For more information you can click on the links below:
Both guides explain in detail several different samplers and their capabilities along with their advantages and disadvantages and the appropiate amount of steps you should use with each sampler.
Below is a screenshot of all the samplers SD.Next provides:
PAG or Pertubed Attention Guidance is like a modern/better version of CFG scale, although less universal as it cannot be applied in all circumstances. If it's applied, it will be added to image metadata and you'll see it in the log as StableDiffusionPAGPipeline
.
You can find more information about PAG by clicking on this.
You can enable PAG by setting the attention guidance slider above 0. The attention guidance slider is located in the advanced tab of the image generation settings.
Interrogation, or captioning helps us refine the prompts we use, enabling us to see how the AI system tags and classifies, and what terms it uses. By looking at these we can further refine our images to attain the concept we have in mind, or remove them via negative prompts.
You can find the interrogate option on the process tab under "Interrogate image" or "Interrogate batch" if you want to interrogate a batch of images, then select the CLIP Model you want to use to interrogate the image(s).
VAE or Variational Auto Encoder encodes an image into a latent space, which is a lower-dimensional representation of the image. The latent space is then decoded into a new image, which is typically of higher quality than the original image.
There are two main types of VAEs that can be used with Stable Diffusion: exponential moving average (EMA) and mean squared error (MSE).

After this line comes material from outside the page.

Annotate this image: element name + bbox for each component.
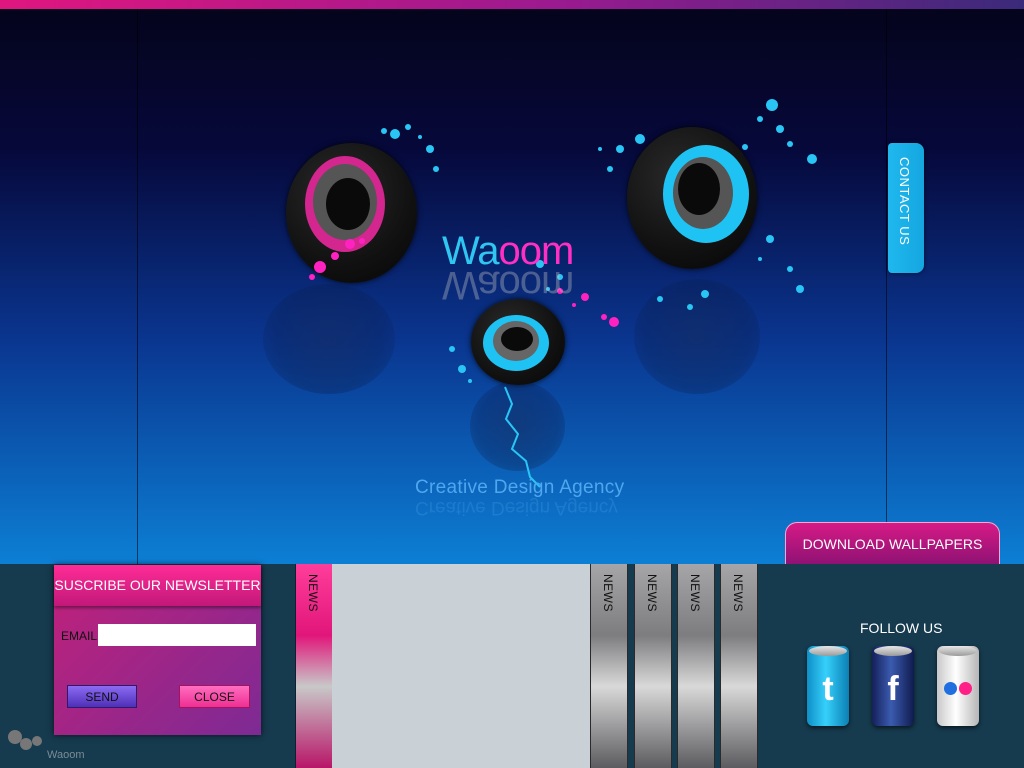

EMA is generally considered to be the better VAE for most applications, as it produces images that are sharper and more realistic. MSE can be used to produce images that are smoother and less noisy, but it may not be as realistic as images generated by EMA.
You can change the VAE in the settings in "Execution & Models".
You can add the VAE's in .\*Your SD.NEXT directory*\models\VAE
.
the CFG scale (classifier-free guidance scale) or guidance scale is a parameter that controls how much the image generation process follows the text prompt. The higher the value, the more the image sticks to a given text input.
But this does not mean that the value should always be set to maximum, as more guidance means less diversity and quality.
Simply use the CFG scale slider in the image generation settings.
The live preview feature allows you to see the image before it is fully generated, so in other words you can see the progress of the image while it is generating.
You can modify the live preview settings to your liking in settings > Live Previews.
Live preview display period: The amount of steps it has to take before requesting a preview image. Live preview method: The method you want SD.NEXT to use to display preview images.
Very cheap approximation. Very fast compared to VAE, but produces pictures with 8 times smaller horizontal/vertical resolution and extremely low quality.
Cheap neural network approximation. Very fast compared to VAE, but produces pictures with 4 times smaller horizontal/vertical resolution and lower quality.
TAESD is very tiny autoencoder which uses the same "latent API" as Stable Diffusion's VAE*. TAESD can decode Stable Diffusion's latents into full-size images at (nearly) zero cost.
Uses the entire VAE to decode the full resolution image as preview during the generation, this is by far the slowest of the other 3 options.